Exploring RadonDB: A Distributed MySQL Solution for Modern DBA Challenges
This article reviews RadonDB, a MySQL‑based distributed database, detailing its architecture, SQL, storage, and compute nodes, sharding strategy, data‑balancing mechanisms, migration process, and practical recommendations for DBAs seeking high‑availability and consistent relational data handling.
Background Introduction
Before diving into RadonDB, the article outlines common pain points for DBAs using traditional MySQL master‑slave or master‑slave + proxy setups, including fast failover with third‑party plugins (e.g., MHA), handling massive sharded data for GROUP/SORT/LIMIT/JOIN queries, uneven data distribution after sharding and subsequent re‑sharding, and guaranteeing distributed transactions across shards.
RadonDB Architecture
RadonDB addresses these issues with a layered architecture that adds Compute Nodes to the typical sharding middleware + MySQL stack.
SQL Node
The SQL Node handles distributed execution plans and transaction coordination, providing distributed transaction guarantees for DML operations (DDL lacks such guarantees). It offers a single writable endpoint to ensure snapshot isolation, stores table metadata for easy data migration, and exchanges metadata changes with peers using a gossip protocol similar to Redis Cluster.
Storage Nodes
Storage Nodes are built on MySQL 5.7 (compatible with 5.6 + GTID) forming N ≥ 1 groups of master‑slave clusters. Raft‑style consensus, based on GTID logs, enables automatic high‑availability failover. RadonDB requires GTID mode, strong semi‑sync replication, and a never‑timeout mechanism, though configurations can be tuned per scenario.
Compute Nodes
Compute Nodes parse incoming SQL, identify complex statements, and route them for execution. They store a full copy of all data from Storage Nodes and stay up‑to‑date via a binlog subscription‑consumption model. Implemented as plugins, Compute Nodes can use databases other than MySQL, but they incur significant storage overhead despite compression.
Data Balancing
RadonDB’s table‑storage strategy automatically splits a table (e.g., using id as the shard key) into 32 small tables distributed evenly across Storage Nodes. Each small table owns a hash slot range, mirroring Redis Cluster’s slot allocation, which simplifies maintenance and data migration even for tables exceeding 100 GB.

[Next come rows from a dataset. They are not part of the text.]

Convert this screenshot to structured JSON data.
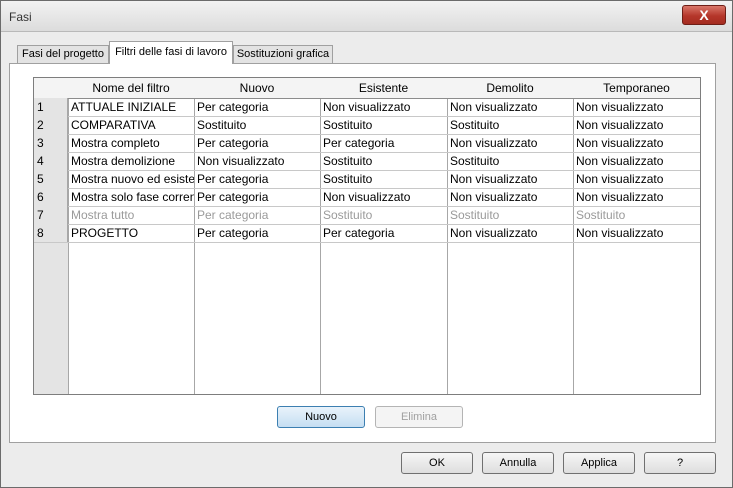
{
  "window": {
    "title": "Fasi",
    "close_label": "X"
  },
  "tabs": [
    {
      "label": "Fasi del progetto"
    },
    {
      "label": "Filtri delle fasi di lavoro"
    },
    {
      "label": "Sostituzioni grafica"
    }
  ],
  "table": {
    "columns": [
      "Nome del filtro",
      "Nuovo",
      "Esistente",
      "Demolito",
      "Temporaneo"
    ],
    "rows": [
      {
        "num": "1",
        "name": "ATTUALE INIZIALE",
        "nuovo": "Per categoria",
        "esistente": "Non visualizzato",
        "demolito": "Non visualizzato",
        "temporaneo": "Non visualizzato"
      },
      {
        "num": "2",
        "name": "COMPARATIVA",
        "nuovo": "Sostituito",
        "esistente": "Sostituito",
        "demolito": "Sostituito",
        "temporaneo": "Non visualizzato"
      },
      {
        "num": "3",
        "name": "Mostra completo",
        "nuovo": "Per categoria",
        "esistente": "Per categoria",
        "demolito": "Non visualizzato",
        "temporaneo": "Non visualizzato"
      },
      {
        "num": "4",
        "name": "Mostra demolizione",
        "nuovo": "Non visualizzato",
        "esistente": "Sostituito",
        "demolito": "Sostituito",
        "temporaneo": "Non visualizzato"
      },
      {
        "num": "5",
        "name": "Mostra nuovo ed esiste",
        "nuovo": "Per categoria",
        "esistente": "Sostituito",
        "demolito": "Non visualizzato",
        "temporaneo": "Non visualizzato"
      },
      {
        "num": "6",
        "name": "Mostra solo fase corren",
        "nuovo": "Per categoria",
        "esistente": "Non visualizzato",
        "demolito": "Non visualizzato",
        "temporaneo": "Non visualizzato"
      },
      {
        "num": "7",
        "name": "Mostra tutto",
        "nuovo": "Per categoria",
        "esistente": "Sostituito",
        "demolito": "Sostituito",
        "temporaneo": "Sostituito"
      },
      {
        "num": "8",
        "name": "PROGETTO",
        "nuovo": "Per categoria",
        "esistente": "Per categoria",
        "demolito": "Non visualizzato",
        "temporaneo": "Non visualizzato"
      }
    ]
  },
  "panel_buttons": {
    "new_label": "Nuovo",
    "delete_label": "Elimina"
  },
  "dialog_buttons": {
    "ok_label": "OK",
    "cancel_label": "Annulla",
    "apply_label": "Applica",
    "help_label": "?"
  }
}
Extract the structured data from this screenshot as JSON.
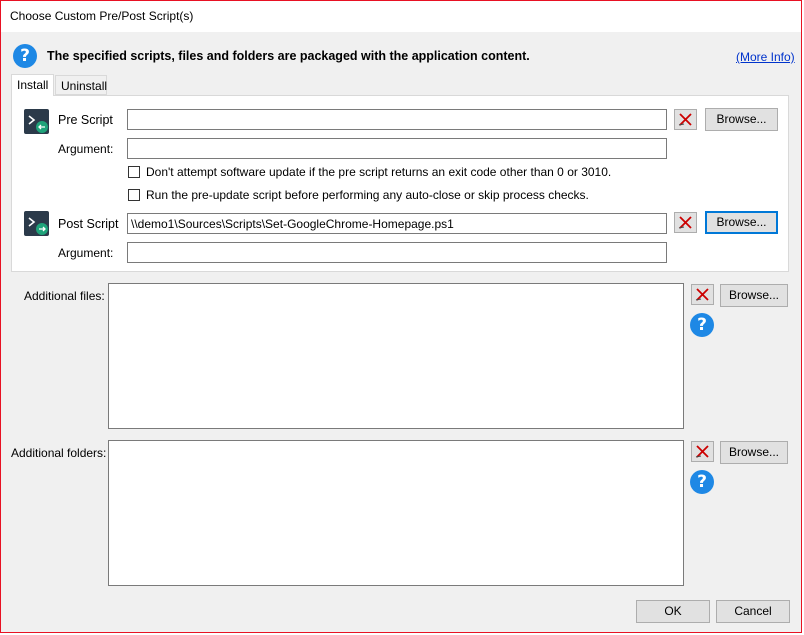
{
  "window": {
    "title": "Choose Custom Pre/Post Script(s)"
  },
  "header": {
    "text": "The specified scripts, files and folders are packaged with the application content.",
    "more_info": "(More Info)",
    "icon": "help-circle-icon"
  },
  "tabs": [
    {
      "label": "Install",
      "active": true
    },
    {
      "label": "Uninstall",
      "active": false
    }
  ],
  "pre_script": {
    "label": "Pre Script",
    "value": "",
    "argument_label": "Argument:",
    "argument_value": "",
    "browse": "Browse...",
    "icon": "powershell-pre-icon",
    "options": [
      {
        "label": "Don't attempt software update if the pre script returns an exit code other than 0 or 3010.",
        "checked": false
      },
      {
        "label": "Run the pre-update script before performing any auto-close or skip process checks.",
        "checked": false
      }
    ]
  },
  "post_script": {
    "label": "Post Script",
    "value": "\\\\demo1\\Sources\\Scripts\\Set-GoogleChrome-Homepage.ps1",
    "argument_label": "Argument:",
    "argument_value": "",
    "browse": "Browse...",
    "icon": "powershell-post-icon"
  },
  "additional_files": {
    "label": "Additional files:",
    "browse": "Browse..."
  },
  "additional_folders": {
    "label": "Additional folders:",
    "browse": "Browse..."
  },
  "footer": {
    "ok": "OK",
    "cancel": "Cancel"
  },
  "colors": {
    "accent": "#0078d7",
    "help_blue": "#1e88e5",
    "window_border": "#e81123",
    "clear_x": "#cc0000"
  }
}
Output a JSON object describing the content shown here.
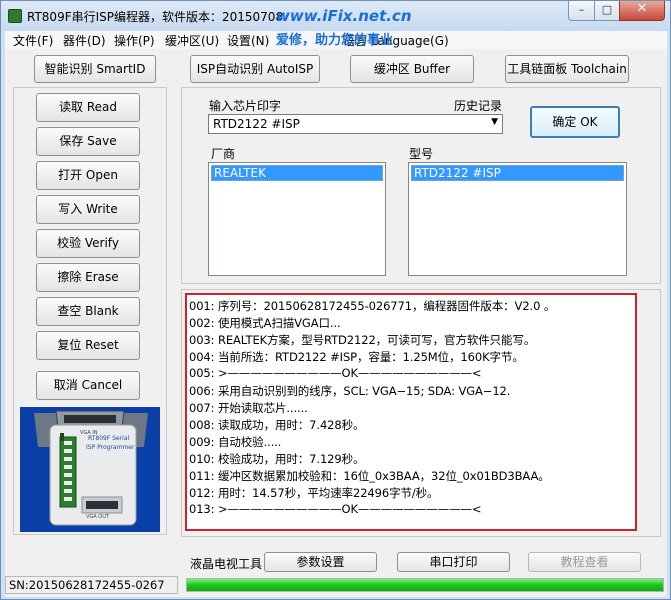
{
  "window": {
    "title": "RT809F串行ISP编程器，软件版本：20150708",
    "watermark_url": "www.iFix.net.cn",
    "watermark_slogan": "爱修，助力您的事业",
    "min_glyph": "–",
    "max_glyph": "□",
    "close_glyph": "✕"
  },
  "menu": [
    {
      "label": "文件(F)"
    },
    {
      "label": "器件(D)"
    },
    {
      "label": "操作(P)"
    },
    {
      "label": "缓冲区(U)"
    },
    {
      "label": "设置(N)"
    },
    {
      "label": "语言 Language(G)"
    }
  ],
  "toolbar": {
    "smartid": "智能识别 SmartID",
    "autoisp": "ISP自动识别 AutoISP",
    "buffer": "缓冲区 Buffer",
    "toolchain": "工具链面板 Toolchain"
  },
  "actions": {
    "read": "读取 Read",
    "save": "保存 Save",
    "open": "打开 Open",
    "write": "写入 Write",
    "verify": "校验 Verify",
    "erase": "擦除 Erase",
    "blank": "查空 Blank",
    "reset": "复位 Reset",
    "cancel": "取消 Cancel"
  },
  "chip_select": {
    "input_label": "输入芯片印字",
    "history_label": "历史记录",
    "value": "RTD2122 #ISP",
    "ok_button": "确定 OK",
    "vendor_label": "厂商",
    "model_label": "型号",
    "vendor_selected": "REALTEK",
    "model_selected": "RTD2122 #ISP"
  },
  "log": [
    "001: 序列号：20150628172455-026771，编程器固件版本：V2.0 。",
    "002: 使用模式A扫描VGA口...",
    "003: REALTEK方案，型号RTD2122，可读可写，官方软件只能写。",
    "004: 当前所选：RTD2122 #ISP，容量：1.25M位，160K字节。",
    "005: >——————————OK——————————<",
    "006: 采用自动识别到的线序，SCL: VGA−15; SDA: VGA−12.",
    "007: 开始读取芯片......",
    "008: 读取成功，用时：7.428秒。",
    "009: 自动校验.....",
    "010: 校验成功，用时：7.129秒。",
    "011: 缓冲区数据累加校验和：16位_0x3BAA，32位_0x01BD3BAA。",
    "012: 用时：14.57秒，平均速率22496字节/秒。",
    "013: >——————————OK——————————<"
  ],
  "bottom_tools": {
    "lcd_tool_label": "液晶电视工具",
    "params_button": "参数设置",
    "serial_print_button": "串口打印",
    "tutorial_button": "教程查看"
  },
  "photo": {
    "device_text_1": "RT809F Serial",
    "device_text_2": "ISP Programmer",
    "port_label_top": "VGA IN",
    "port_label_bottom": "VGA OUT"
  },
  "status": {
    "serial": "SN:20150628172455-0267",
    "progress": 1.0
  },
  "colors": {
    "log_border": "#c8242a",
    "selection": "#3399ff",
    "progress": "#1bc51b",
    "watermark": "#1a6fd8"
  }
}
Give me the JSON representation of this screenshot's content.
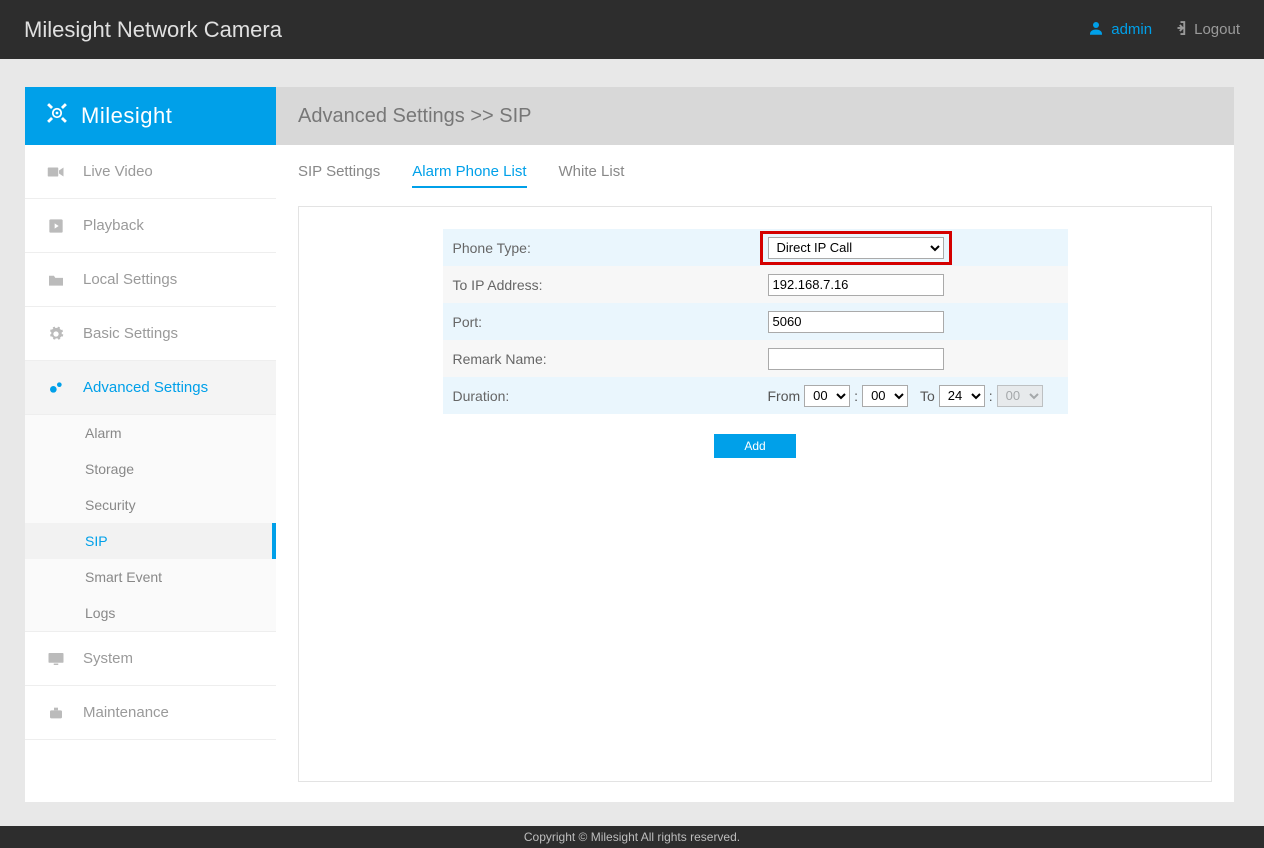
{
  "topbar": {
    "title": "Milesight Network Camera",
    "username": "admin",
    "logout": "Logout"
  },
  "brand": "Milesight",
  "sidebar": {
    "items": [
      {
        "label": "Live Video"
      },
      {
        "label": "Playback"
      },
      {
        "label": "Local Settings"
      },
      {
        "label": "Basic Settings"
      },
      {
        "label": "Advanced Settings",
        "active": true
      },
      {
        "label": "System"
      },
      {
        "label": "Maintenance"
      }
    ],
    "advanced_sub": [
      {
        "label": "Alarm"
      },
      {
        "label": "Storage"
      },
      {
        "label": "Security"
      },
      {
        "label": "SIP",
        "active": true
      },
      {
        "label": "Smart Event"
      },
      {
        "label": "Logs"
      }
    ]
  },
  "main": {
    "breadcrumb": "Advanced Settings >> SIP",
    "tabs": [
      {
        "label": "SIP Settings"
      },
      {
        "label": "Alarm Phone List",
        "active": true
      },
      {
        "label": "White List"
      }
    ],
    "form": {
      "phone_type_label": "Phone Type:",
      "phone_type_value": "Direct IP Call",
      "to_ip_label": "To IP Address:",
      "to_ip_value": "192.168.7.16",
      "port_label": "Port:",
      "port_value": "5060",
      "remark_label": "Remark Name:",
      "remark_value": "",
      "duration_label": "Duration:",
      "from_text": "From",
      "to_text": "To",
      "from_h": "00",
      "from_m": "00",
      "to_h": "24",
      "to_m": "00",
      "add_button": "Add"
    }
  },
  "footer": "Copyright © Milesight All rights reserved."
}
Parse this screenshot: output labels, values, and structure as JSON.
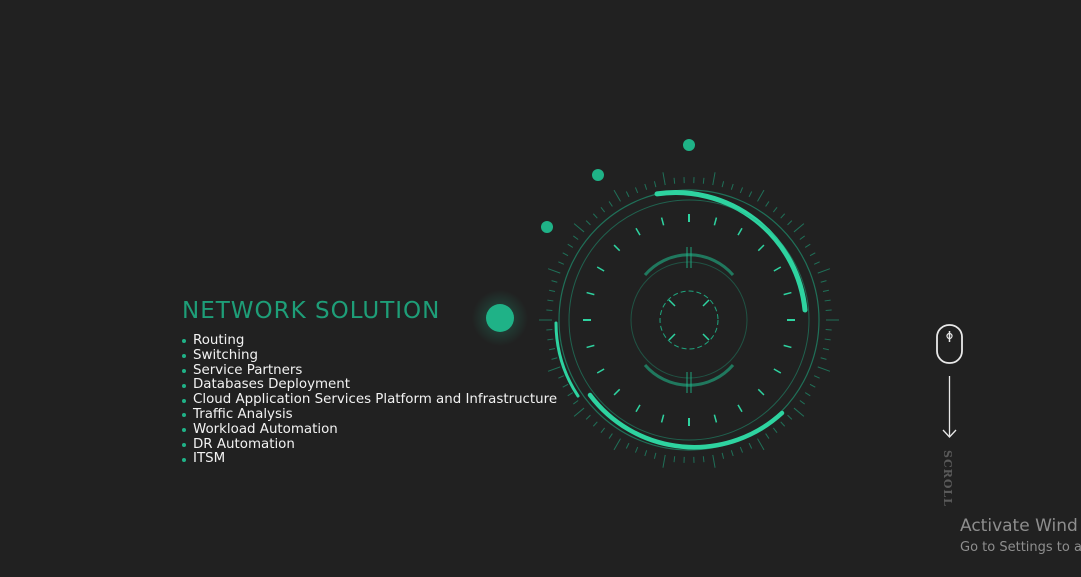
{
  "hero": {
    "title": "NETWORK SOLUTION",
    "services": [
      "Routing",
      "Switching",
      "Service Partners",
      "Databases Deployment",
      "Cloud Application Services Platform and Infrastructure",
      "Traffic Analysis",
      "Workload Automation",
      "DR Automation",
      "ITSM"
    ]
  },
  "scroll": {
    "label": "SCROLL",
    "icon": "mouse-icon"
  },
  "watermark": {
    "title": "Activate Wind",
    "subtitle": "Go to Settings to a"
  },
  "colors": {
    "background": "#212121",
    "accent": "#1fb287",
    "accent_bright": "#2ed3a0",
    "text": "#f2f2f2"
  }
}
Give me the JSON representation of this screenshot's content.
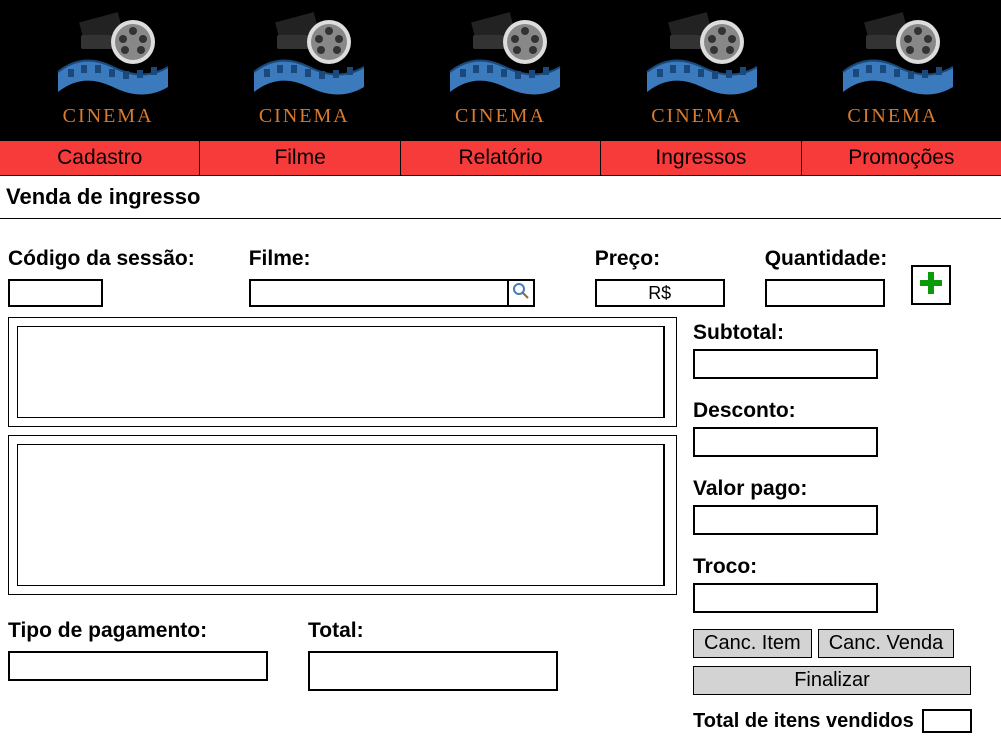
{
  "header": {
    "logo_label": "CINEMA",
    "logo_count": 5
  },
  "nav": {
    "items": [
      {
        "label": "Cadastro"
      },
      {
        "label": "Filme"
      },
      {
        "label": "Relatório"
      },
      {
        "label": "Ingressos"
      },
      {
        "label": "Promoções"
      }
    ]
  },
  "page": {
    "title": "Venda de ingresso"
  },
  "form": {
    "sessao_label": "Código da sessão:",
    "sessao_value": "",
    "filme_label": "Filme:",
    "filme_value": "",
    "preco_label": "Preço:",
    "preco_value": "R$",
    "qtd_label": "Quantidade:",
    "qtd_value": ""
  },
  "payment": {
    "tipo_label": "Tipo de pagamento:",
    "tipo_value": "",
    "total_label": "Total:",
    "total_value": ""
  },
  "side": {
    "subtotal_label": "Subtotal:",
    "subtotal_value": "",
    "desconto_label": "Desconto:",
    "desconto_value": "",
    "valor_pago_label": "Valor pago:",
    "valor_pago_value": "",
    "troco_label": "Troco:",
    "troco_value": "",
    "canc_item_label": "Canc. Item",
    "canc_venda_label": "Canc. Venda",
    "finalizar_label": "Finalizar",
    "total_itens_label": "Total de itens vendidos",
    "total_itens_value": ""
  }
}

When scaling out, RadonDB uses a Go‑based “shifter” tool to perform concurrent full‑plus‑incremental synchronization of the small tables. Migration prefers moving the smallest tables first, and the original table briefly enters a read‑only state during the final routing switch, causing a minimal service jitter.
Summary
RadonDB can be viewed as a middleware that combines modern distributed consensus (Raft), gossip‑based communication, and MySQL to deliver a comprehensive distributed solution. It resolves long‑standing DBA challenges such as distributed transactions, data balancing, high‑availability failover, consistency, and complex query performance.
Practical suggestions include exploring more elegant data migration methods (e.g., direct shard‑to‑shard sync), adopting VIP or service‑discovery mechanisms (Consul, QConf) for transparent access, and considering RadonDB as a migration path for private‑cloud environments stuck on older MySQL versions.
RadonDB is expected to open source in mid‑May, promising a fresh experience for MySQL operations.